Wahrscheinlich haben Sie damals die Papiere für die Verhandlungen mit den
Freiheitlichen mit jenen für die Verhandlungen mit uns verwechselt. Bei
unseren Verhandlungen kam der zweite Punkt dann im zweiten Entwurf nicht mehr
vor, denn das kann doch nicht wirklich ein Schwerpunkt der österreichischen
EU-Politik sein.
Der Konvent und
die EU-Erweiterung kommen erst als Punkt drei und vier des Regierungsprogramms.
Über den Konvent, Frau Außenministerin, ist, wie schon andere vor mir bereits
angeprangert haben, inhaltlich nicht viel enthalten. Wie ist denn das nun?

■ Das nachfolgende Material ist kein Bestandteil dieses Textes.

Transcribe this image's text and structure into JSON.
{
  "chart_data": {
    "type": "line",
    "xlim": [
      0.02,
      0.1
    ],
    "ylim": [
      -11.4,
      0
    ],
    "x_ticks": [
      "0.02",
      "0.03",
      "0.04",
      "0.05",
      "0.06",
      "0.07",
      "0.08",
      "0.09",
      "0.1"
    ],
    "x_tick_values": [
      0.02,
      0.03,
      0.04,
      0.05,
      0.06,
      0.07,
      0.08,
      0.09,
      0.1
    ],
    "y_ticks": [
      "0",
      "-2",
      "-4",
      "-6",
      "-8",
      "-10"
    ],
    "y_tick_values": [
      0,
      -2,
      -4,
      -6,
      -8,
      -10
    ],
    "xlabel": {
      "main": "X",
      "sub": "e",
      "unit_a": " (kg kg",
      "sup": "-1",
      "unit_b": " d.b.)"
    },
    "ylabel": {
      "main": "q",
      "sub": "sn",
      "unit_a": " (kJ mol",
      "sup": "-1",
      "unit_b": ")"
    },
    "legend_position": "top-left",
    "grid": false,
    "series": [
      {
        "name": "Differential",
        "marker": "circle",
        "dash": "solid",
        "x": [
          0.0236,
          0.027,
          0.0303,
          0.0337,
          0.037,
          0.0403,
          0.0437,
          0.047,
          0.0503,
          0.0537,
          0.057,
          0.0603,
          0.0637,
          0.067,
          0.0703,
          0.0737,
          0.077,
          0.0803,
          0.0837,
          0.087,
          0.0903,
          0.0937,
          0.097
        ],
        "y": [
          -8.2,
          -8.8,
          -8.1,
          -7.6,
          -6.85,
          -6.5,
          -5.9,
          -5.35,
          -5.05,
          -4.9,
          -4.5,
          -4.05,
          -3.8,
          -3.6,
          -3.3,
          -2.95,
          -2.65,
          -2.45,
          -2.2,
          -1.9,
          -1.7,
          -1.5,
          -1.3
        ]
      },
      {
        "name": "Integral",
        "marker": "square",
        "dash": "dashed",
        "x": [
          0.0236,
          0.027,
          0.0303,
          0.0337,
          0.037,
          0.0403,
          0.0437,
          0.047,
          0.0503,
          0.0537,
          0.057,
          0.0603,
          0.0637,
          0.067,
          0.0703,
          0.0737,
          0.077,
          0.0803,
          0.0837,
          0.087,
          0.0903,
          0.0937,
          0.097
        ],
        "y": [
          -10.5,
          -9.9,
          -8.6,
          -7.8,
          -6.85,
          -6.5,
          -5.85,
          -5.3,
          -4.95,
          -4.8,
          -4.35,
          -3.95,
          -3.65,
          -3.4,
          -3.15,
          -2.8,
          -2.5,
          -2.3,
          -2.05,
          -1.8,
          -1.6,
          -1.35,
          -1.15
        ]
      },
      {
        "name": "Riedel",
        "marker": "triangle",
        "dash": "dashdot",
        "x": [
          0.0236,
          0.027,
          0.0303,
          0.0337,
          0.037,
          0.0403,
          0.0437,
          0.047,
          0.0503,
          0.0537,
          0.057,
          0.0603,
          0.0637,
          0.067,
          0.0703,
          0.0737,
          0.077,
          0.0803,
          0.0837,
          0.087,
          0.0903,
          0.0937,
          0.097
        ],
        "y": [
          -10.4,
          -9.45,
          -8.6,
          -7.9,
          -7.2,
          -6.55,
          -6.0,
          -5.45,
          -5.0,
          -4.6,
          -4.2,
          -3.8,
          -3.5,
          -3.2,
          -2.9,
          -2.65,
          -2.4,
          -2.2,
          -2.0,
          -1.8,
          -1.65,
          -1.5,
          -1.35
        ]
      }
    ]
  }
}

Will Österreich die Grundrechtscharta in der EU-Verfassung verankern? (Bundesministerin Dr. Ferrero-Waldner: Das wissen Sie doch!) –
Dann hätten Sie das auch in das Regierungsprogramm schreiben sollen! Sie sagen,
ich wüsste doch, dass Sie das wollen. Vielleicht weiß ich das – das mag
schon sein –, aber dann soll es doch im Programm dieser Regierung stehen,
Frau Ministerin! Wer kann das denn sonst wissen? Vielleicht die Abgeordneten,
die hin und wieder mit Ihnen diskutieren, aber das ist doch wohl auch für die
breitere Bevölkerung gedacht. Woher soll die das denn wissen?